Entró en su casa, y no bien se volvió a ver en ella, solo, se le desencadenó en el alma la tempestad que parecía calma. Le invadió un sentimiento en que se daban confundidos tristeza, amarga tristeza, celos, rabia, miedo, odio, amor, compasión, desprecio, y sobre todo vergüenza, una enorme vergüenza, y la terrible conciencia del ridículo en que quedaba.
—¡Me ha matado!—le dijo a Liduvina.
—¿Quién?
—Ella.
Y se encerró en su cuarto.

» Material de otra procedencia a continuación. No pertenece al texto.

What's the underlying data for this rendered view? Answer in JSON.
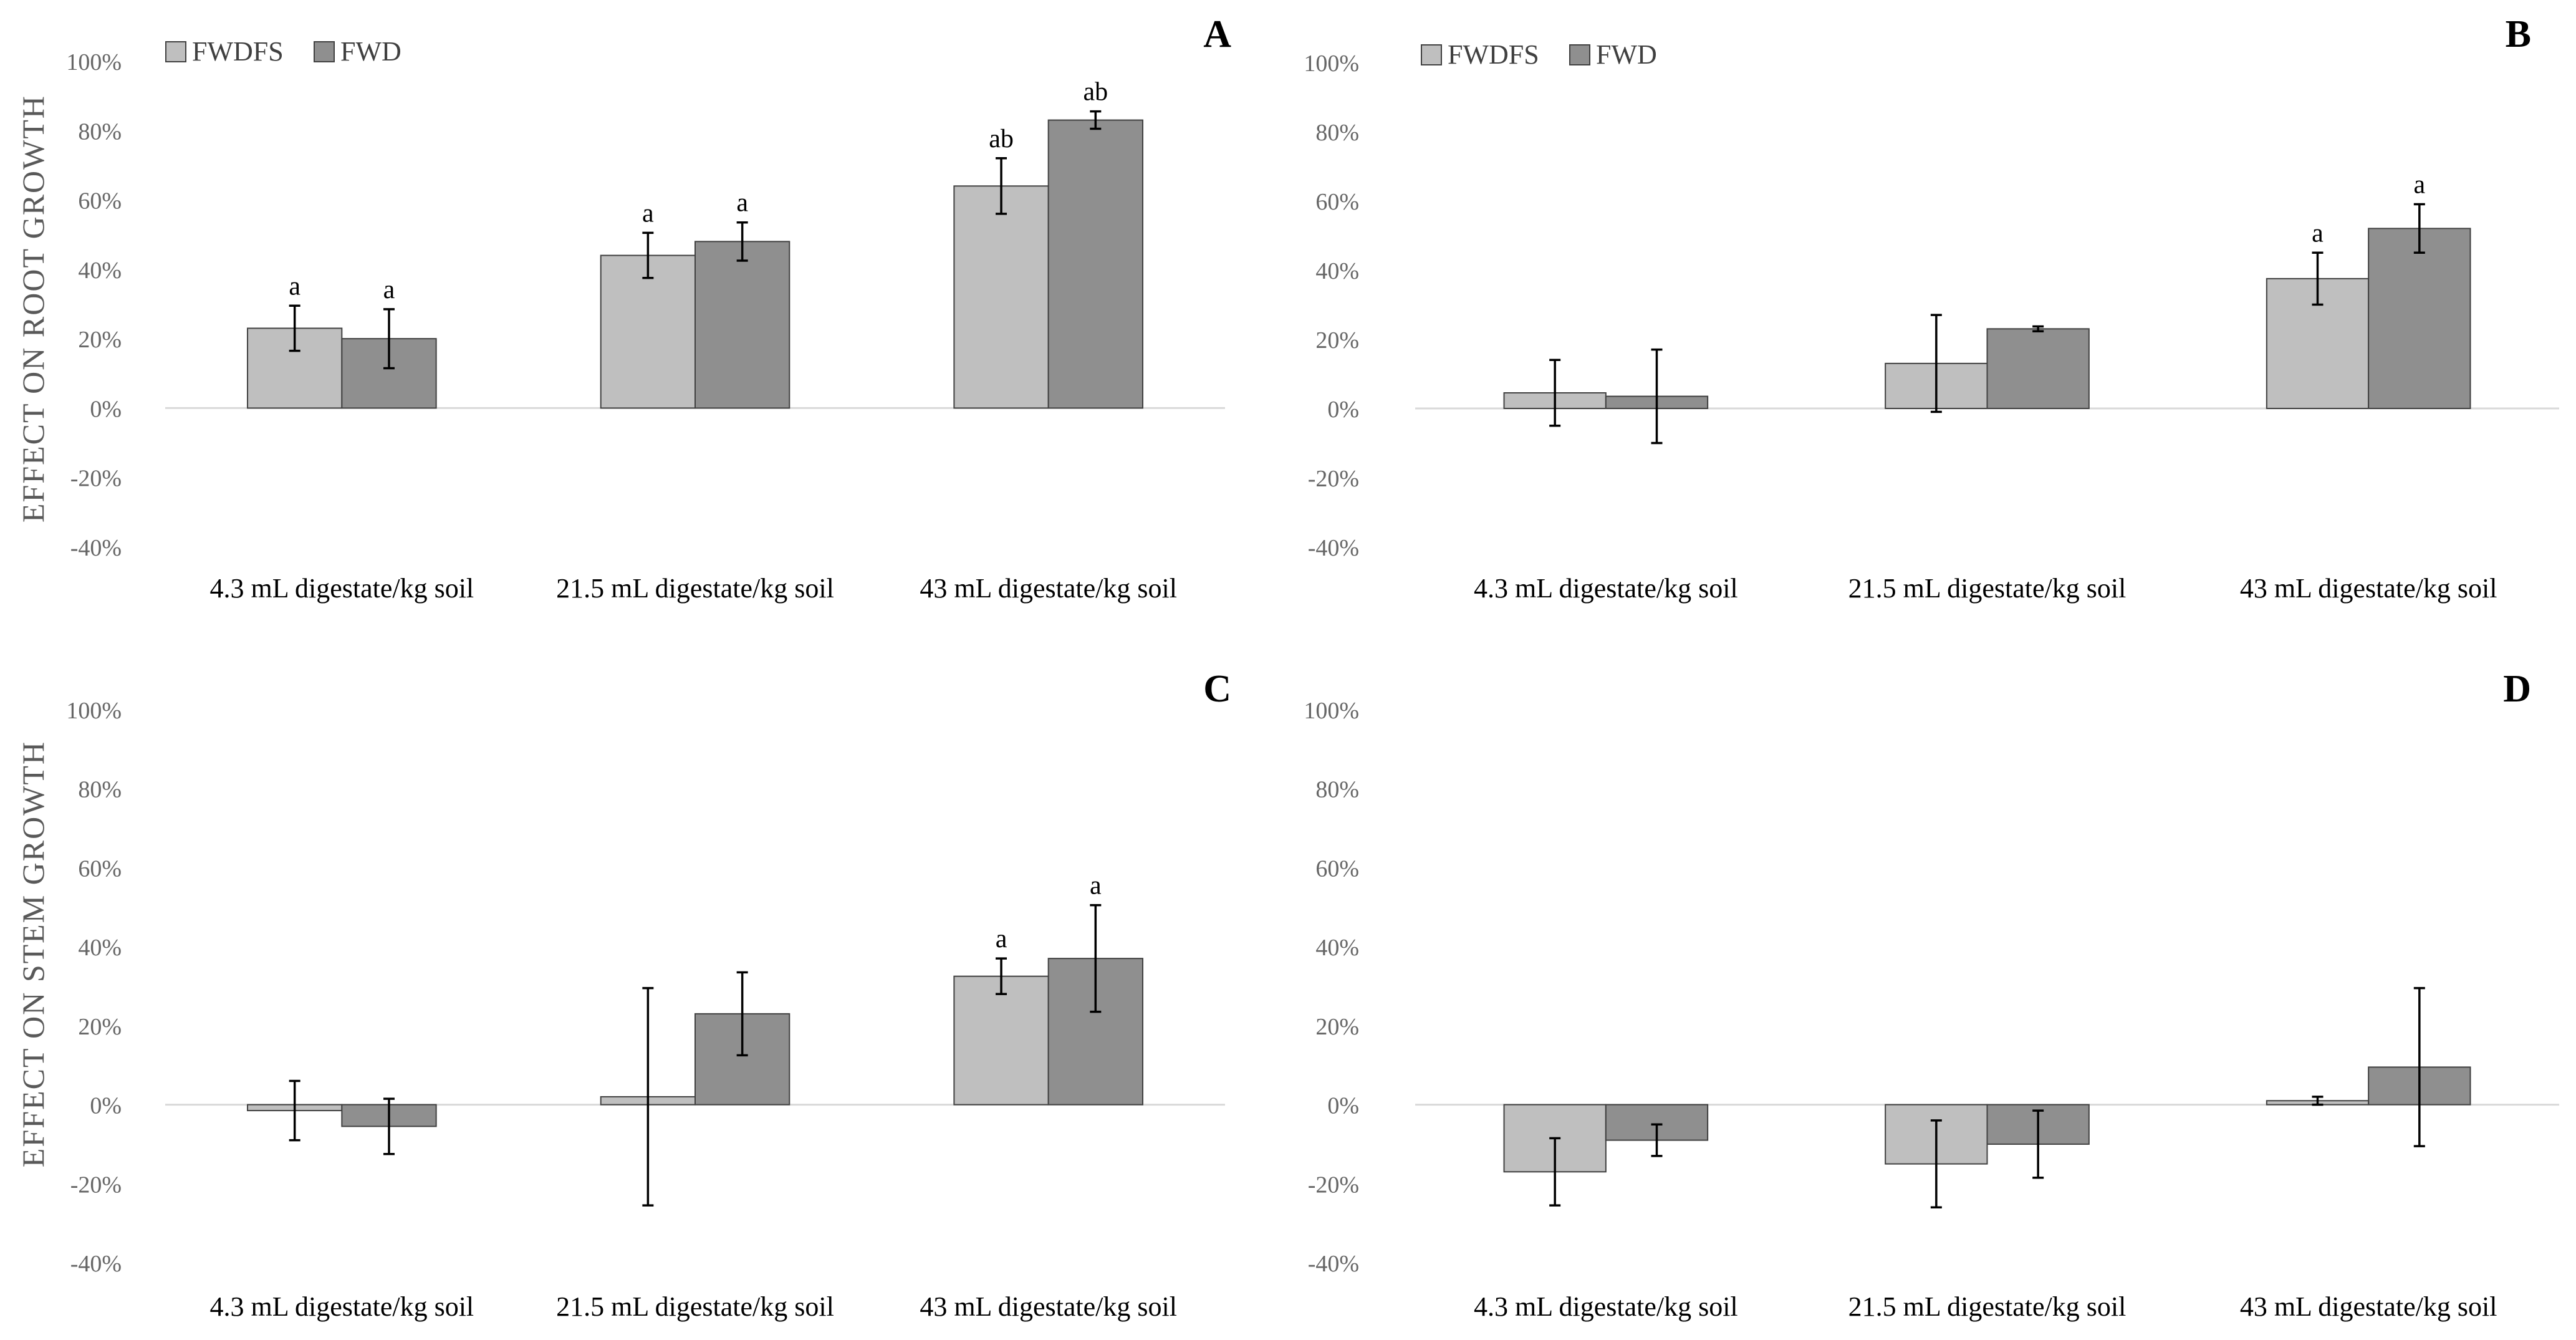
{
  "figure": {
    "y_axis_titles": {
      "top": "EFFECT ON ROOT GROWTH",
      "bottom": "EFFECT ON STEM GROWTH"
    },
    "legend": [
      "FWDFS",
      "FWD"
    ]
  },
  "colors": {
    "FWDFS": "#bfbfbf",
    "FWD": "#8f8f8f",
    "tick": "#666666",
    "axis": "#d9d9d9",
    "text": "#000000",
    "bar_stroke": "#404040"
  },
  "chart_data": [
    {
      "type": "bar",
      "panel": "A",
      "quadrant": "top-left",
      "categories": [
        "4.3 mL digestate/kg soil",
        "21.5 mL digestate/kg soil",
        "43 mL digestate/kg soil"
      ],
      "ylim": [
        -40,
        100
      ],
      "yticks": [
        -40,
        -20,
        0,
        20,
        40,
        60,
        80,
        100
      ],
      "ytick_labels": [
        "-40%",
        "-20%",
        "0%",
        "20%",
        "40%",
        "60%",
        "80%",
        "100%"
      ],
      "legend_position": "top-left",
      "series": [
        {
          "name": "FWDFS",
          "values": [
            23,
            44,
            64
          ],
          "errors": [
            6.5,
            6.5,
            8
          ],
          "labels": [
            "a",
            "a",
            "ab"
          ]
        },
        {
          "name": "FWD",
          "values": [
            20,
            48,
            83
          ],
          "errors": [
            8.5,
            5.5,
            2.5
          ],
          "labels": [
            "a",
            "a",
            "ab"
          ]
        }
      ]
    },
    {
      "type": "bar",
      "panel": "B",
      "quadrant": "top-right",
      "categories": [
        "4.3 mL digestate/kg soil",
        "21.5 mL digestate/kg soil",
        "43 mL digestate/kg soil"
      ],
      "ylim": [
        -40,
        100
      ],
      "yticks": [
        -40,
        -20,
        0,
        20,
        40,
        60,
        80,
        100
      ],
      "ytick_labels": [
        "-40%",
        "-20%",
        "0%",
        "20%",
        "40%",
        "60%",
        "80%",
        "100%"
      ],
      "legend_position": "top-left",
      "series": [
        {
          "name": "FWDFS",
          "values": [
            4.5,
            13,
            37.5
          ],
          "errors": [
            9.5,
            14,
            7.5
          ],
          "labels": [
            "",
            "",
            "a"
          ]
        },
        {
          "name": "FWD",
          "values": [
            3.5,
            23,
            52
          ],
          "errors": [
            13.5,
            0.7,
            7
          ],
          "labels": [
            "",
            "",
            "a"
          ]
        }
      ]
    },
    {
      "type": "bar",
      "panel": "C",
      "quadrant": "bottom-left",
      "categories": [
        "4.3 mL digestate/kg soil",
        "21.5 mL digestate/kg soil",
        "43 mL digestate/kg soil"
      ],
      "ylim": [
        -40,
        100
      ],
      "yticks": [
        -40,
        -20,
        0,
        20,
        40,
        60,
        80,
        100
      ],
      "ytick_labels": [
        "-40%",
        "-20%",
        "0%",
        "20%",
        "40%",
        "60%",
        "80%",
        "100%"
      ],
      "series": [
        {
          "name": "FWDFS",
          "values": [
            -1.5,
            2,
            32.5
          ],
          "errors": [
            7.5,
            27.5,
            4.5
          ],
          "labels": [
            "",
            "",
            "a"
          ]
        },
        {
          "name": "FWD",
          "values": [
            -5.5,
            23,
            37
          ],
          "errors": [
            7,
            10.5,
            13.5
          ],
          "labels": [
            "",
            "",
            "a"
          ]
        }
      ]
    },
    {
      "type": "bar",
      "panel": "D",
      "quadrant": "bottom-right",
      "categories": [
        "4.3 mL digestate/kg soil",
        "21.5 mL digestate/kg soil",
        "43 mL digestate/kg soil"
      ],
      "ylim": [
        -40,
        100
      ],
      "yticks": [
        -40,
        -20,
        0,
        20,
        40,
        60,
        80,
        100
      ],
      "ytick_labels": [
        "-40%",
        "-20%",
        "0%",
        "20%",
        "40%",
        "60%",
        "80%",
        "100%"
      ],
      "series": [
        {
          "name": "FWDFS",
          "values": [
            -17,
            -15,
            1
          ],
          "errors": [
            8.5,
            11,
            1
          ],
          "labels": [
            "",
            "",
            ""
          ]
        },
        {
          "name": "FWD",
          "values": [
            -9,
            -10,
            9.5
          ],
          "errors": [
            4,
            8.5,
            20
          ],
          "labels": [
            "",
            "",
            ""
          ]
        }
      ]
    }
  ]
}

Y a la vez que las imágenes de Eugenia y de Mauricio presentábase a su espíritu la de Rosario, que también se burlaba de él. Y recordaba a su madre. Se echó sobre la cama, mordió la almohada, no acertaba a decirse nada concreto, se le enmudeció el monólogo, sintió como si se le acorchase el alma y rompió a llorar. Y lloró, lloró, lloró. Y en el llanto silencioso se le derretía el pensamiento.
XXX
Víctor encontró a Augusto hundido en un rincón de un sofá, mirando más abajo del suelo.
—¿Qué es eso?—le preguntó poniéndole una mano sobre el hombro.
—Y ¿me preguntas qué es esto? ¿No sabes lo que me ha pasado?